Industry hopes high for China's carbon market

Nationwide carbon trading is expected to start in China in 2021

Latest survey from IETA shows doubling in proportion of respondents who believe China will have carbon trading system for its power sector up and running by 2021

The proportion of carbon market experts who expect China to have a nationwide carbon trading system for its power sector up and running by 2021 has almost doubled in the space of a year.

That's according to survey results released today by the International Emissions Trading Association (IETA), a membership organisation for companies working or engaging with carbon trading systems around the world.

The survey, conducted by PwC, attracted responses from more than 100 IETA members. The proportion of respondents expressing confidence in China's ETS launching within the next two years shot up from 32 per cent last year to 62 per cent this year.

"It's exciting to see the national ETS taking shape in China, and IETA is pleased to see our members recognise the importance of the hard work being done there," commented IETA president and CEO Dirk Forrister.

Work has been underway on a national carbon trading system for China's power market for years, with a launch originally promised for 2017. 

Following extensive regional pilots and lengthy work to establish the technical and legal infrastructure, a senior climate official in the Chinese government announced in March that China expected to make its first trade under the impending trading system in 2020. 

Once fully launched it will be the largest trading scheme in the world, covering eight billion tonnes of carbon dioxide a year from around 100,000 industrial plants.

Today's survey also revealed industry expectations that prices under the EU's Emissions Trading System (EU ETS) will continue to rise over the coming year, with respondents expecting prices to average €27.33 per tonne until 2021, rising to €36 per tonne from 2021 until 2030.

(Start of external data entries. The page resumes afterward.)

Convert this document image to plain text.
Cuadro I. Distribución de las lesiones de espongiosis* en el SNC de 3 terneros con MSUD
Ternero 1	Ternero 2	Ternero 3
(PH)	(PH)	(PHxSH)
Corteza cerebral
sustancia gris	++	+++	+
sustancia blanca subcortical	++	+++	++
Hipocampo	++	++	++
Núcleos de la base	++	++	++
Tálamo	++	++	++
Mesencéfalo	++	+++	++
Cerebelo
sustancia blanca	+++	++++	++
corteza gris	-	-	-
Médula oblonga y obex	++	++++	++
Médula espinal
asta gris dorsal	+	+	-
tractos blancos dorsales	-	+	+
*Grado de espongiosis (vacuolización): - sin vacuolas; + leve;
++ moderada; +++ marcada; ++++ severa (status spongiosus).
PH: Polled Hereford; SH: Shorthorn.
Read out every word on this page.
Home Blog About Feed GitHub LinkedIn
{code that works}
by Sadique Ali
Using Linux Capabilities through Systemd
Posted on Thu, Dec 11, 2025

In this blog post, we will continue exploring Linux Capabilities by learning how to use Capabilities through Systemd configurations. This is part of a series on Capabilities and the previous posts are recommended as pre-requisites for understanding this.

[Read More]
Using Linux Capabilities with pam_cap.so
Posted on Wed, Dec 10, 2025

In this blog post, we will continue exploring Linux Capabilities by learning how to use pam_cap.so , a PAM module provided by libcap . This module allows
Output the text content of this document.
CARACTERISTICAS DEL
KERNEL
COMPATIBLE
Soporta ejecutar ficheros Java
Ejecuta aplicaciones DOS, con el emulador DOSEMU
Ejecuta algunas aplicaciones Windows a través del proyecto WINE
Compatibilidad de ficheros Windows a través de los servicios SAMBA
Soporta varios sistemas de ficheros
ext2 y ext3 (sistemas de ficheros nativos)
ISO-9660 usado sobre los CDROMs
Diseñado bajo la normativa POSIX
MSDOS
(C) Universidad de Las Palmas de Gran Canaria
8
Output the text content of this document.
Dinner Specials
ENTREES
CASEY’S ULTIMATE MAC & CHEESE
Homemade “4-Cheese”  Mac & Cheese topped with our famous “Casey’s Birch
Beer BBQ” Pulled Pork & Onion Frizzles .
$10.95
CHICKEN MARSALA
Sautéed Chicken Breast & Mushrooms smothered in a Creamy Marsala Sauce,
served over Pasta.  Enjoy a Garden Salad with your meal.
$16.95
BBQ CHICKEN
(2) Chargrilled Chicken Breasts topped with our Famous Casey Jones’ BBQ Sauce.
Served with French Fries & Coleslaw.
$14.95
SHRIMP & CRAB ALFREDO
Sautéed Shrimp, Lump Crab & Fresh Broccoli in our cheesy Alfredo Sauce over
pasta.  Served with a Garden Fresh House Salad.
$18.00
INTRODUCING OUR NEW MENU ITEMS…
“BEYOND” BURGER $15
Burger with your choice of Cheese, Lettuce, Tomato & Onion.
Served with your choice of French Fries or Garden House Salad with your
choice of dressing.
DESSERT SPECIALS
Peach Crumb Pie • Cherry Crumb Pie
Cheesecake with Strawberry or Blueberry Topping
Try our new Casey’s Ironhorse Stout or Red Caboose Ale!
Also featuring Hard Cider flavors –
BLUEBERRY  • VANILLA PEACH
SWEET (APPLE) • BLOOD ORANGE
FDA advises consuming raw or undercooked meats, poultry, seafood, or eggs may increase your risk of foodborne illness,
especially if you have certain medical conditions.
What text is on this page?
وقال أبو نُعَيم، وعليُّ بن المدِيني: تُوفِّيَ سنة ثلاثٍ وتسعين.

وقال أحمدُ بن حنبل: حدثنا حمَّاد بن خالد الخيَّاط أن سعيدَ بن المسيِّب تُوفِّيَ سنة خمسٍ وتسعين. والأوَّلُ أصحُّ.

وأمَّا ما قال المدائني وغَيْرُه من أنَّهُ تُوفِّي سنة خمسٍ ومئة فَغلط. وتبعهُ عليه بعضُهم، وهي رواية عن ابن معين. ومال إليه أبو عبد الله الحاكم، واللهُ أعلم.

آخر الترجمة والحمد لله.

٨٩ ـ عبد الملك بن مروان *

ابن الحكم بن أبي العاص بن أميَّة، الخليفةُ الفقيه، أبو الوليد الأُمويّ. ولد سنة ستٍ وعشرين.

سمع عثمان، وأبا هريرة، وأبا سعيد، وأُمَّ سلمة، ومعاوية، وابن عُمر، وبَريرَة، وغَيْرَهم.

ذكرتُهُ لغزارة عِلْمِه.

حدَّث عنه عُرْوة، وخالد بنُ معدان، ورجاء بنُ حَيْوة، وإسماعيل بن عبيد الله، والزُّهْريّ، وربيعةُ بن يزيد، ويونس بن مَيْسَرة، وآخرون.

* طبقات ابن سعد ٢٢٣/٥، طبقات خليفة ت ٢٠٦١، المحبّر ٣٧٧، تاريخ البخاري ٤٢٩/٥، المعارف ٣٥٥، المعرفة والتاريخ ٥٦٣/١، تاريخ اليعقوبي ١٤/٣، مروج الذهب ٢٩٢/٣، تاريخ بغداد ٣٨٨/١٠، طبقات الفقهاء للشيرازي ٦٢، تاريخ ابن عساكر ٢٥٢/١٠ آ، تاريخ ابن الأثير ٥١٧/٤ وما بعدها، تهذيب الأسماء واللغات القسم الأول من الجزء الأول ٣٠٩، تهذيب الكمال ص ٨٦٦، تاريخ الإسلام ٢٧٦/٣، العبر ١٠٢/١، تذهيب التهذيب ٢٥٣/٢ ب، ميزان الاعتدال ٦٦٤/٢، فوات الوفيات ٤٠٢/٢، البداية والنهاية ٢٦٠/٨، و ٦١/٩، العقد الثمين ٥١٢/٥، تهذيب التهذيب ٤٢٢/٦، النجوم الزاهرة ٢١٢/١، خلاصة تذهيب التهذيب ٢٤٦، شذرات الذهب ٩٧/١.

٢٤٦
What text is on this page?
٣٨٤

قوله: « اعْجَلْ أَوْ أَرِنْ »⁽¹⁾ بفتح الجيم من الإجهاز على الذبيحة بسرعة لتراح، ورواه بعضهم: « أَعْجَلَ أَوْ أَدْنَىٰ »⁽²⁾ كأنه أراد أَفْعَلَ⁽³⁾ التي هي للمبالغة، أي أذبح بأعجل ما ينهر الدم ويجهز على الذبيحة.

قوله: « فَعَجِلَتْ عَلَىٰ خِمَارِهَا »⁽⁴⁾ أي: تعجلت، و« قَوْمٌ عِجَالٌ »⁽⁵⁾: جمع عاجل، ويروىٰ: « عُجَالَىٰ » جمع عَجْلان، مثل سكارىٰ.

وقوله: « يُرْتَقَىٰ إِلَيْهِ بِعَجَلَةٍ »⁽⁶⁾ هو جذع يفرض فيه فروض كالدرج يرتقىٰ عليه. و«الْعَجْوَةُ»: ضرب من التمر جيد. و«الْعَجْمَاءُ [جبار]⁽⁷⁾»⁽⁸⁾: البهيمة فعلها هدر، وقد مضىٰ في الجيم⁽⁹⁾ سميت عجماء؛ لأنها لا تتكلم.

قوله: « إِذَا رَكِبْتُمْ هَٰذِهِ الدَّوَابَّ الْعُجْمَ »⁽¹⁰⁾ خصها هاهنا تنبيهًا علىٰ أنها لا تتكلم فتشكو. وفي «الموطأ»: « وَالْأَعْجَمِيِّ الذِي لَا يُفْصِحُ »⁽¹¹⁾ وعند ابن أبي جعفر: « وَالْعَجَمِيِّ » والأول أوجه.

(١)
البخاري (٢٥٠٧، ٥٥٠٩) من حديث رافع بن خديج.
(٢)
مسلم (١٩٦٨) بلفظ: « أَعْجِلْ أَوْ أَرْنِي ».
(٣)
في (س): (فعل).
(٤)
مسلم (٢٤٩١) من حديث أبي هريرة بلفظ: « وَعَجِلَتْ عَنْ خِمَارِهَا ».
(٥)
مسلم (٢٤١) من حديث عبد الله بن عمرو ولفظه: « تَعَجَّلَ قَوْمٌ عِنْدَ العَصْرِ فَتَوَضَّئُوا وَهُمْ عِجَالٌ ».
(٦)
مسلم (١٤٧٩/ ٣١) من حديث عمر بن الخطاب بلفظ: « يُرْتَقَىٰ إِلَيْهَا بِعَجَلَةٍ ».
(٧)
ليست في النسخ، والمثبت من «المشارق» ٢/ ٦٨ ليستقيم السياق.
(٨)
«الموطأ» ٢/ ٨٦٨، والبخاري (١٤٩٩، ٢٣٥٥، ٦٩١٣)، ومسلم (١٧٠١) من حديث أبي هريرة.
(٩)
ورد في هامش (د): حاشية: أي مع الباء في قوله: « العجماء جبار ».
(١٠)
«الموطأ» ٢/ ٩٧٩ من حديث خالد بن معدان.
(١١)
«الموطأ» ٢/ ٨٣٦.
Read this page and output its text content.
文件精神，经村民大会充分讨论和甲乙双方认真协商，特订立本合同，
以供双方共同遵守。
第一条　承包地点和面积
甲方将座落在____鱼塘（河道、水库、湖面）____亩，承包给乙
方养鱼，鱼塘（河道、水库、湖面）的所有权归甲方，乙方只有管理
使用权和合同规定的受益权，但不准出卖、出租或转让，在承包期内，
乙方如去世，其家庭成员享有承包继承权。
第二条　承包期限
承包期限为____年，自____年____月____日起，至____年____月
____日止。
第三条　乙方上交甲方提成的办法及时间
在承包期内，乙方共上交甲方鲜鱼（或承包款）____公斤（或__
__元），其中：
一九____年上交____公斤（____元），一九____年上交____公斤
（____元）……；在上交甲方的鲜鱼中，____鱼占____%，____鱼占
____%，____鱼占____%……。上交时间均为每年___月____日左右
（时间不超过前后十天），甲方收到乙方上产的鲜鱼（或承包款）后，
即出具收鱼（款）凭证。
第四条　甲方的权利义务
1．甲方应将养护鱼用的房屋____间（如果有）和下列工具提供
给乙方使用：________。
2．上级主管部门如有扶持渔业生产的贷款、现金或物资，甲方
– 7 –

The buoyant predictions come after prices under the EU ETS have risen to a 10-year high in recent months, thanks in part to reforms pushed through by EU to reduce the number of surplus credits.

But the majority of respondents still warned that despite the rising prices, the cost of carbon in the EU is still unlikely to be high enough to align with the goals of the Paris Agreement to limit average temperature rises to "well below" two degrees.

"As 2020 draws nearer, governments around the world will need to raise their ambitions if the Paris Agreement's goals are going to be met," Forrister added. "All the tools to raise ambition are there, in the agreement, but they need to complete sound rules for market cooperation under Article 6 to give confidence that they can afford to reach higher, together."